Trilhos, s’il vous plait

Hoje: 146,8 km
Total: 1490,4 km

Minha avo Norma e uma das leitoras mais assiduas desse blog. Le todas as mensagens e envia comentarios. Quando eu comecei a jornada, eu pedi que ela orasse por mim. E a reza dela e forte. Hoje, por exemplo, foi um dia em que tudo aconteceu como "O Senhor preparou", pra usar as palavras dela.

O plano que eu tracei com a Tutu ontem foi de ir pra Roma encontra-la num festival de musica eletronica, e de la dias depois ir pra Milao passar uns dias na casa dela. Pra isso, eu precisaria sair da zona rural da Franca primeiro. Entao eu resolvi que chegaria em Dijon hoje de qualquer jeito.

Nem era uma distancia absurda – 130 km. Mas, de novo, o calor foi senegalesco. A paisagem foi bonita em varios momentos, mas, nos ultimos 30 km, aconteceu a ultima grande despedida: atravessar uma serra antes de chegar na cidade. Longas subidas na marcha 1, serpenteando montanha acima, seguidas de longas descidas a 45 km/h, sucedidas por outras subidas… Esse ultimo dia teve tudo de bom e de ruim das viagens ciclisticas.

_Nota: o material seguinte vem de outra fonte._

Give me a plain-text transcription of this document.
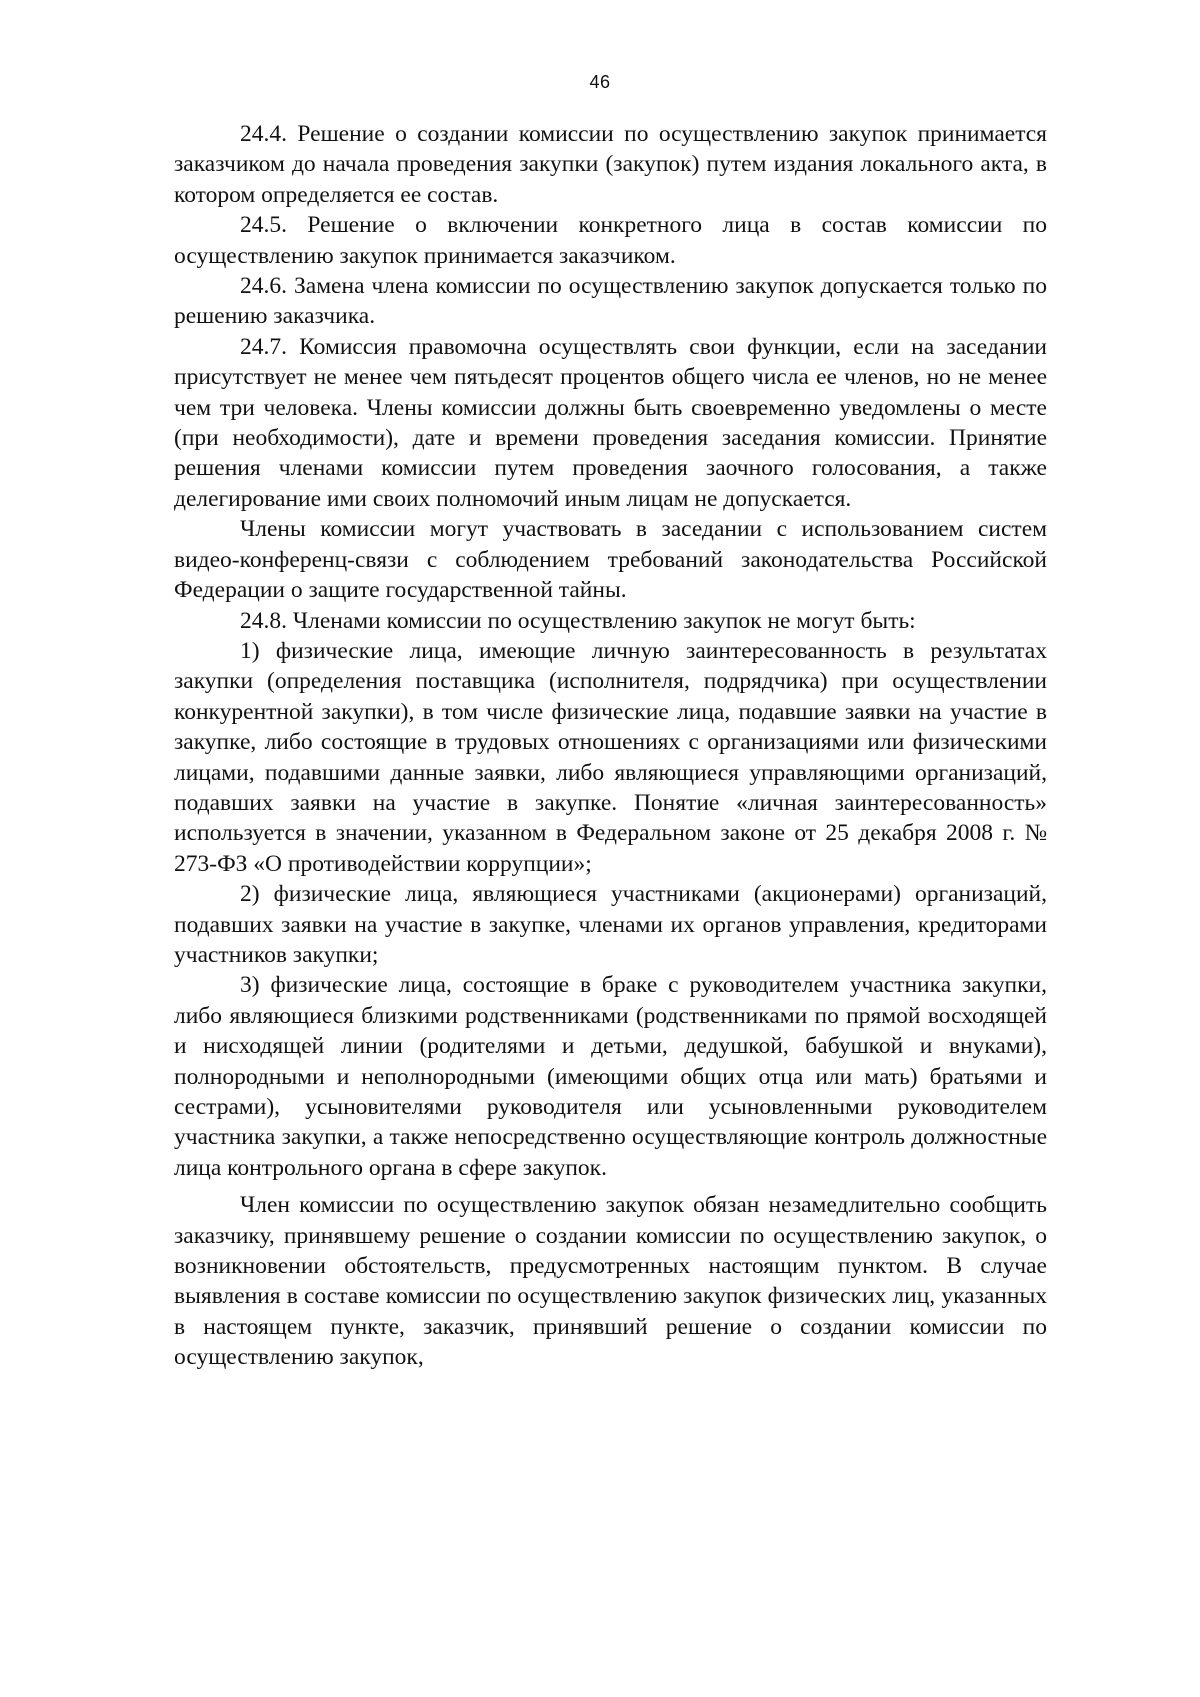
46

24.4. Решение о создании комиссии по осуществлению закупок принимается заказчиком до начала проведения закупки (закупок) путем издания локального акта, в котором определяется ее состав.

24.5. Решение о включении конкретного лица в состав комиссии по осуществлению закупок принимается заказчиком.

24.6. Замена члена комиссии по осуществлению закупок допускается только по решению заказчика.

24.7. Комиссия правомочна осуществлять свои функции, если на заседании присутствует не менее чем пятьдесят процентов общего числа ее членов, но не менее чем три человека. Члены комиссии должны быть своевременно уведомлены о месте (при необходимости), дате и времени проведения заседания комиссии. Принятие решения членами комиссии путем проведения заочного голосования, а также делегирование ими своих полномочий иным лицам не допускается.

Члены комиссии могут участвовать в заседании с использованием систем видео-конференц-связи с соблюдением требований законодательства Российской Федерации о защите государственной тайны.

24.8. Членами комиссии по осуществлению закупок не могут быть:

1) физические лица, имеющие личную заинтересованность в результатах закупки (определения поставщика (исполнителя, подрядчика) при осуществлении конкурентной закупки), в том числе физические лица, подавшие заявки на участие в закупке, либо состоящие в трудовых отношениях с организациями или физическими лицами, подавшими данные заявки, либо являющиеся управляющими организаций, подавших заявки на участие в закупке. Понятие «личная заинтересованность» используется в значении, указанном в Федеральном законе от 25 декабря 2008 г. № 273-ФЗ «О противодействии коррупции»;

2) физические лица, являющиеся участниками (акционерами) организаций, подавших заявки на участие в закупке, членами их органов управления, кредиторами участников закупки;

3) физические лица, состоящие в браке с руководителем участника закупки, либо являющиеся близкими родственниками (родственниками по прямой восходящей и нисходящей линии (родителями и детьми, дедушкой, бабушкой и внуками), полнородными и неполнородными (имеющими общих отца или мать) братьями и сестрами), усыновителями руководителя или усыновленными руководителем участника закупки, а также непосредственно осуществляющие контроль должностные лица контрольного органа в сфере закупок.

Член комиссии по осуществлению закупок обязан незамедлительно сообщить заказчику, принявшему решение о создании комиссии по осуществлению закупок, о возникновении обстоятельств, предусмотренных настоящим пунктом. В случае выявления в составе комиссии по осуществлению закупок физических лиц, указанных в настоящем пункте, заказчик, принявший решение о создании комиссии по осуществлению закупок,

As 16:30h eu finalmente cheguei em Dijon. Cidade de respeito, tem ate shopping center na entrada. Localizei a estacao de trem e fui me informar sobre como chegar a Roma. Tinha um a noite, mas estava lotado. Mas dava pra pegar um pra Milao. Bem, pensei, na pior das hipoteses, vou pra Milao, e de la pego um trem pra Roma, que deve ter bem mais. Perguntados sobre como eu podia fazer pra levar Angelana comigo, disseram que eu teria que comprar uma mala especial que te permite desmontar a bike e leva-la como bagagem normal.

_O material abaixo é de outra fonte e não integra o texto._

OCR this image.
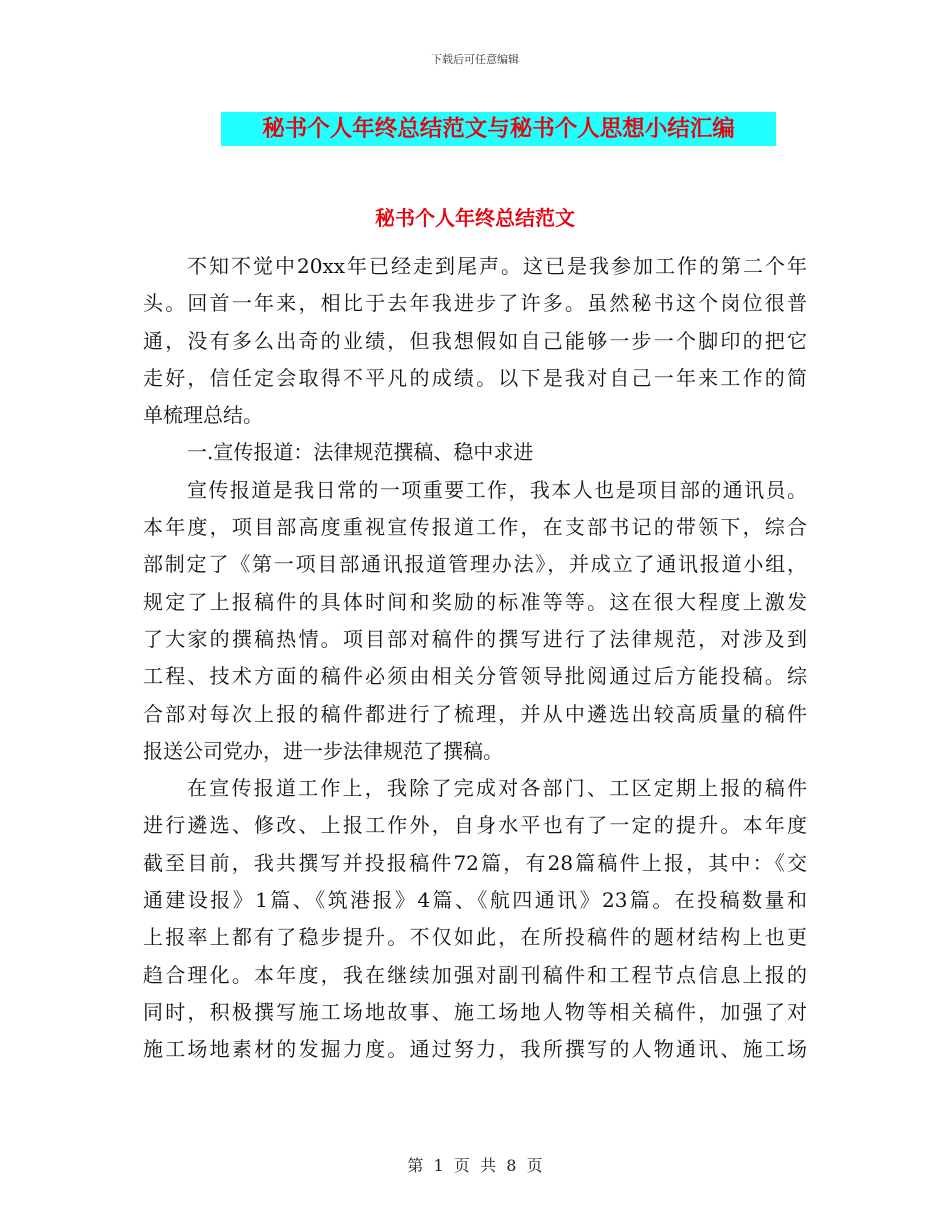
下载后可任意编辑
秘书个人年终总结范文与秘书个人思想小结汇编
秘书个人年终总结范文
不知不觉中20xx年已经走到尾声。这已是我参加工作的第二个年
头。回首一年来，相比于去年我进步了许多。虽然秘书这个岗位很普
通，没有多么出奇的业绩，但我想假如自己能够一步一个脚印的把它
走好，信任定会取得不平凡的成绩。以下是我对自己一年来工作的简
单梳理总结。
一.宣传报道：法律规范撰稿、稳中求进
宣传报道是我日常的一项重要工作，我本人也是项目部的通讯员。
本年度，项目部高度重视宣传报道工作，在支部书记的带领下，综合
部制定了《第一项目部通讯报道管理办法》，并成立了通讯报道小组，
规定了上报稿件的具体时间和奖励的标准等等。这在很大程度上激发
了大家的撰稿热情。项目部对稿件的撰写进行了法律规范，对涉及到
工程、技术方面的稿件必须由相关分管领导批阅通过后方能投稿。综
合部对每次上报的稿件都进行了梳理，并从中遴选出较高质量的稿件
报送公司党办，进一步法律规范了撰稿。
在宣传报道工作上，我除了完成对各部门、工区定期上报的稿件
进行遴选、修改、上报工作外，自身水平也有了一定的提升。本年度
截至目前，我共撰写并投报稿件72篇，有28篇稿件上报，其中：《交
通建设报》1篇、《筑港报》4篇、《航四通讯》23篇。在投稿数量和
上报率上都有了稳步提升。不仅如此，在所投稿件的题材结构上也更
趋合理化。本年度，我在继续加强对副刊稿件和工程节点信息上报的
同时，积极撰写施工场地故事、施工场地人物等相关稿件，加强了对
施工场地素材的发掘力度。通过努力，我所撰写的人物通讯、施工场
第  1  页  共  8  页
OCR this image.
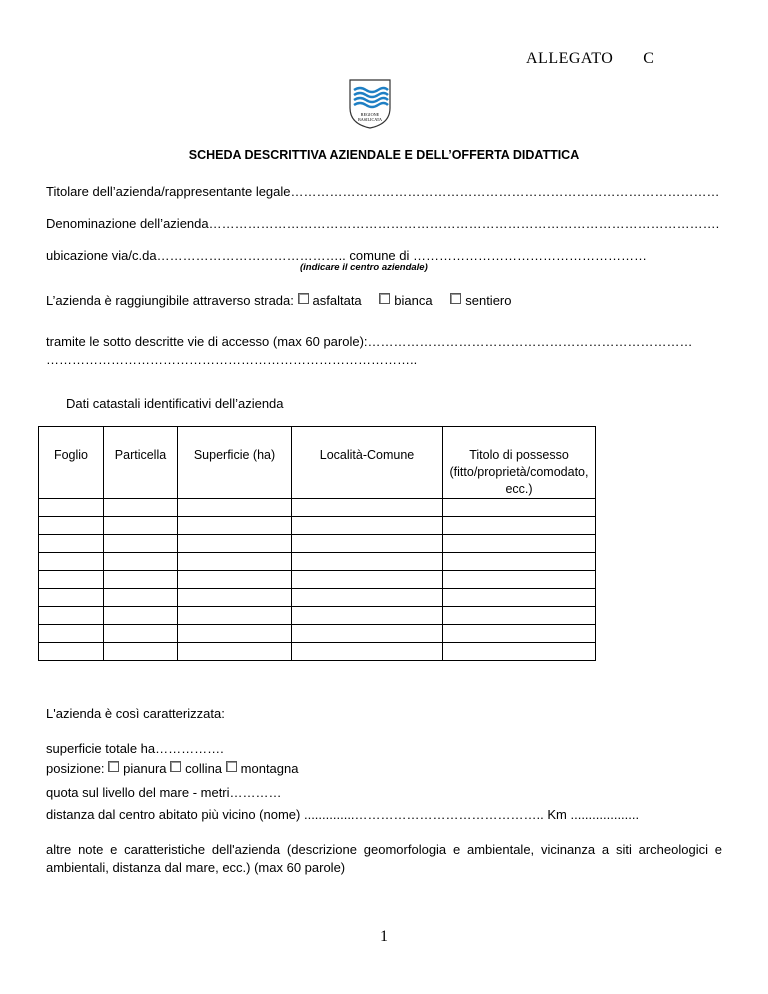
ALLEGATO C
REGIONE
BASILICATA
SCHEDA DESCRITTIVA AZIENDALE E DELL’OFFERTA DIDATTICA
Titolare dell’azienda/rappresentante legale………………………………………………………………………………………
Denominazione dell’azienda……………………………………………………………………………………………………….
ubicazione via/c.da…………………………………….. comune di ………………………………………………
(indicare il centro aziendale)
L’azienda è raggiungibile attraverso strada: asfaltata	bianca	sentiero
tramite le sotto descritte vie di accesso (max 60 parole):…………………………………………………………………
…………………………………………………………………………..
Dati catastali identificativi dell’azienda
Foglio	Particella	Superficie (ha)	Località-Comune	Titolo di possesso
(fitto/proprietà/comodato,
ecc.)

L'azienda è così caratterizzata:
superficie totale ha…………….
posizione: pianura collina montagna
quota sul livello del mare - metri…………
distanza dal centro abitato più vicino (nome) ..............…………………………………….. Km ...................
altre note e caratteristiche dell'azienda (descrizione geomorfologia e ambientale, vicinanza a siti archeologici e ambientali, distanza dal mare, ecc.) (max 60 parole)
1
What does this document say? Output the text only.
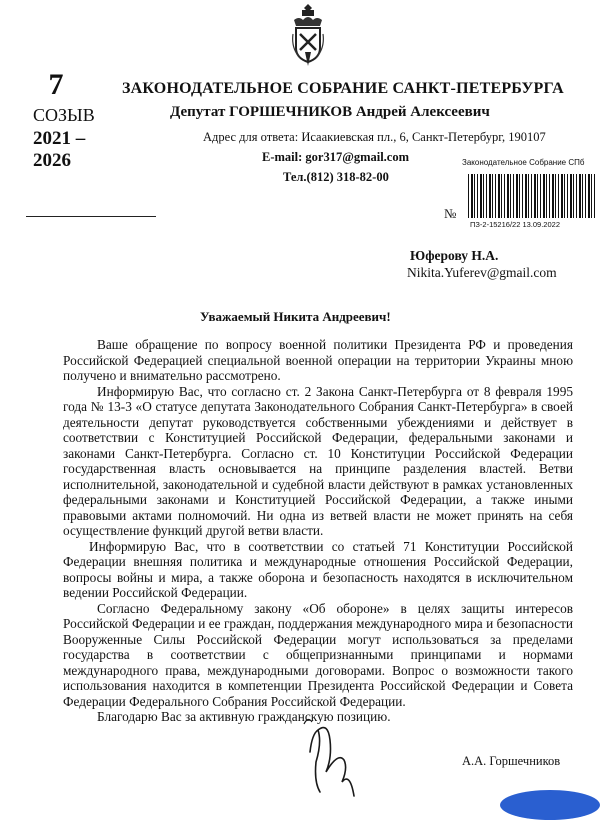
7
СОЗЫВ
2021 – 2026
ЗАКОНОДАТЕЛЬНОЕ СОБРАНИЕ САНКТ-ПЕТЕРБУРГА
Депутат ГОРШЕЧНИКОВ Андрей Алексеевич
Адрес для ответа: Исаакиевская пл., 6, Санкт-Петербург, 190107
E-mail: gor317@gmail.com
Тел.(812) 318-82-00
№
Законодательное Собрание СПб
ПЗ-2-15216/22 13.09.2022
Юферову Н.А.
Nikita.Yuferev@gmail.com
Уважаемый Никита Андреевич!

Ваше обращение по вопросу военной политики Президента РФ и проведения Российской Федерацией специальной военной операции на территории Украины мною получено и внимательно рассмотрено.

Информирую Вас, что согласно ст. 2 Закона Санкт-Петербурга от 8 февраля 1995 года № 13-3 «О статусе депутата Законодательного Собрания Санкт-Петербурга» в своей деятельности депутат руководствуется собственными убеждениями и действует в соответствии с Конституцией Российской Федерации, федеральными законами и законами Санкт-Петербурга. Согласно ст. 10 Конституции Российской Федерации государственная власть основывается на принципе разделения властей. Ветви исполнительной, законодательной и судебной власти действуют в рамках установленных федеральными законами и Конституцией Российской Федерации, а также иными правовыми актами полномочий. Ни одна из ветвей власти не может принять на себя осуществление функций другой ветви власти.

Информирую Вас, что в соответствии со статьей 71 Конституции Российской Федерации внешняя политика и международные отношения Российской Федерации, вопросы войны и мира, а также оборона и безопасность находятся в исключительном ведении Российской Федерации.

Согласно Федеральному закону «Об обороне» в целях защиты интересов Российской Федерации и ее граждан, поддержания международного мира и безопасности Вооруженные Силы Российской Федерации могут использоваться за пределами государства в соответствии с общепризнанными принципами и нормами международного права, международными договорами. Вопрос о возможности такого использования находится в компетенции Президента Российской Федерации и Совета Федерации Федерального Собрания Российской Федерации.

Благодарю Вас за активную гражданскую позицию.

А.А. Горшечников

Comecou entao a corrida contra o tempo – ja eram seis da tarde, e o comercio fechava as sete. O escritorio de turismo me jurou que o unico lugar que teria a tal mala seria no shopping da entrada. Fui eu lah. Seis e meia, o povo da loja me diz que tinha mas acabou. Depois da minha cara triste, me indicaram uma outra loja. Dez pras sete, eu consegui achar o lugar, e tinha la a ultima mala de bicicleta da cidade, que eu comprei sem hesitar.

Retornei a estacao de trem, e descobri que nao tinha mais passagem nem pra Milao. O tio da bilheteria me disse que, se eu quisesse, eu podia esperar o trem chegar as nove da noite e ver se tinha algum lugar sobrando, mas ele nao garantia nada.

Vitima do calor intenso e da correria das ultimas horas, eu estava imundo e encardido, querendo nada mais que um banho, mas nao havia o que fazer. Achei um churrasquinho grego perto da estacao, comprei um litro de refri e fiquei na calcada comendo e esperando chegar a hora de arriscar o trem, me sentindo mais abandonado que a pequena orfa Annie.

Quarenta minutos antes do trem chegar, desmontei rodas, bagageiro e para-lamas da bike, falei pra Angelana nao se assustar que era assim mesmo e fechei o ziper da mala. Comecei a carregar todos meus trambolhos pela estacao de Dijon, agora, alem de suado, coberto de graxa. Cheguei na plataforma e descobri que o trem pra Roma estava atrasado meia hora. Nesse periodo de espera, descobri que alem de tudo nao tinha albergue na cidade, entao, se desse errado, teria que ou pagar um hotel careiro ou montar a bike e ir cacar um camping as onze da noite.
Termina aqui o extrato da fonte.